# mexican giant musk turtles?



## hyphen (Apr 4, 2004)

anyone got any good info on these guys? my girlfriend got some red ear sliders and it sort of turned me toward getting a turtle. but i'd rather have a predator (gotta stick to my pred-fish keeping roots). from what i've read so far, these guys and the chiapas musk turtles seem most appealing to me.

anyone got any care tips for me?


----------



## Mettle (Dec 29, 2003)

Off hand I know that they can get over a foot in size, so a large enclosure is definitely needed. (But then, you need that for RES too.) I'm not 100% sure on the water depth for these guys, but I know they like it slow moving and calm. Being more predatory, I'm guessing they tend to be a bit more carnivorous but at the end of the day I think most turtles need/eat some vegetable matter.

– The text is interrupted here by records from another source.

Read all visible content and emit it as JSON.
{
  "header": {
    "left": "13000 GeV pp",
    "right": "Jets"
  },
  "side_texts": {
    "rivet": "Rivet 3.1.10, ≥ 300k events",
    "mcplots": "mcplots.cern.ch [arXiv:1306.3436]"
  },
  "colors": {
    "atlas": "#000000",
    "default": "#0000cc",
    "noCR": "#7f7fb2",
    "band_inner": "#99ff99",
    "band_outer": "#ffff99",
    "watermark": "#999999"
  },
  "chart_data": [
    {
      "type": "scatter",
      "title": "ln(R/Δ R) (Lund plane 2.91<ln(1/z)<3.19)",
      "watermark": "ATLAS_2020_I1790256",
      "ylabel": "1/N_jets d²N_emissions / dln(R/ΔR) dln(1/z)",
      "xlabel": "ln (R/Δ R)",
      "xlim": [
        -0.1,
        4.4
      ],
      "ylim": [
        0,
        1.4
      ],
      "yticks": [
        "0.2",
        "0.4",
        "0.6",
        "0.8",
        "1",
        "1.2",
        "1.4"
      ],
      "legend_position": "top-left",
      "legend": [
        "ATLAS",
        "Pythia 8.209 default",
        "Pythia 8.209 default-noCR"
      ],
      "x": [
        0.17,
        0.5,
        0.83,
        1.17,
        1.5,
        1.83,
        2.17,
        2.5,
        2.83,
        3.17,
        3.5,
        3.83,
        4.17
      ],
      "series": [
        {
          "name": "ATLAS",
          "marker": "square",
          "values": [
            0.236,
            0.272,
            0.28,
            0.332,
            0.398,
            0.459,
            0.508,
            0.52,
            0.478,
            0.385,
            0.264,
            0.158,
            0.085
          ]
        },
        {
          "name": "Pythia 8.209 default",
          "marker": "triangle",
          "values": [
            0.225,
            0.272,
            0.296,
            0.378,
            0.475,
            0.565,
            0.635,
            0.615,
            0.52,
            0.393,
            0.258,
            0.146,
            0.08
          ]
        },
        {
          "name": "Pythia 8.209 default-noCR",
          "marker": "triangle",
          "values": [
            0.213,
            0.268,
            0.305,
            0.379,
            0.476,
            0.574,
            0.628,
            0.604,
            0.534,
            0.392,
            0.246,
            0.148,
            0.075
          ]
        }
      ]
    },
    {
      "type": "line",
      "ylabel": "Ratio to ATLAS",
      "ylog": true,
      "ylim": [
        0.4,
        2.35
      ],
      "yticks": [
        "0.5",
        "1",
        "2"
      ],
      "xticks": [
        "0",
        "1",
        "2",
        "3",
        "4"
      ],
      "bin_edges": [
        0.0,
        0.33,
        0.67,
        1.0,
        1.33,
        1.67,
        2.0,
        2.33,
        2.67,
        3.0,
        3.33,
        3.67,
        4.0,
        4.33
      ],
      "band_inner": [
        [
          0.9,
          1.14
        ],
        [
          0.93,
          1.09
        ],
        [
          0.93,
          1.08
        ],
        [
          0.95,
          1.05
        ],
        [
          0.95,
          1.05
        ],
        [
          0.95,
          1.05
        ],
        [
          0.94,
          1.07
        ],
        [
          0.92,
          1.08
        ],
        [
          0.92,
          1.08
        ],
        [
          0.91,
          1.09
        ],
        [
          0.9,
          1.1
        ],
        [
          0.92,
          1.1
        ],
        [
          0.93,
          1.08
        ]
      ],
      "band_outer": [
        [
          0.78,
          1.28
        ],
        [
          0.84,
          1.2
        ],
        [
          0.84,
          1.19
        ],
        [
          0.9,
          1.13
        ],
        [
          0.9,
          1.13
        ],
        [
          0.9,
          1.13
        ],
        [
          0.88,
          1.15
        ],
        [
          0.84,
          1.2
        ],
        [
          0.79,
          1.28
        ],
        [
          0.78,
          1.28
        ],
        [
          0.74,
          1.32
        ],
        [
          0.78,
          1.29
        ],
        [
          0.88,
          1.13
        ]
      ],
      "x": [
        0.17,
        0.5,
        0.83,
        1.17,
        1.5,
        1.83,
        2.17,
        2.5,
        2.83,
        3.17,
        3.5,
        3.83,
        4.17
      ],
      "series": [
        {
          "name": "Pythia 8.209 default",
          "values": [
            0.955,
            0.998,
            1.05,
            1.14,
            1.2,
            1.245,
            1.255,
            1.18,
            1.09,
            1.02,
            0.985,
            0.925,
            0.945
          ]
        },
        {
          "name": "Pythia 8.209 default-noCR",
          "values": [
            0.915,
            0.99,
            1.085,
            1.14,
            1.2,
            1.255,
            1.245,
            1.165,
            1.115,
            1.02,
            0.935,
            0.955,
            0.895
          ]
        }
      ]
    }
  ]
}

I think a lot of the ones in the pet trade are wild caught. So that might be of concern. Just a heads up. I'm not sure how many are farmed for the pet trade.


----------



## ChilDawg (Apr 30, 2006)

http://www.turtlesale.com/home/index.php?p...-turtles-page-2 (Expensive!)
http://www.floridaherps.com/-strse-88/Stau...iant/Detail.bok (Cheaper...much cheaper.)
http://www.theturtlesource.com/turtle_inve...mp;id=100200346

http://www.reptilechannel.com/reptile-maga...usk-turtle.aspx
A lot of sites say their care is similar to the other musks, so here's a care sheet: http://www.chelonia.org/Articles/sternotheruscare.htm


----------



## hyphen (Apr 4, 2004)

Mettle said:


> http://www.turtlesale.com/home/index.php?p...-turtles-page-2 (Expensive!)
> http://www.floridaherps.com/-strse-88/Stau...iant/Detail.bok (Cheaper...much cheaper.)
> http://www.theturtlesource.com/turtle_inve...mp;id=100200346
> 
> ...


kthx. going to check those out now.


----------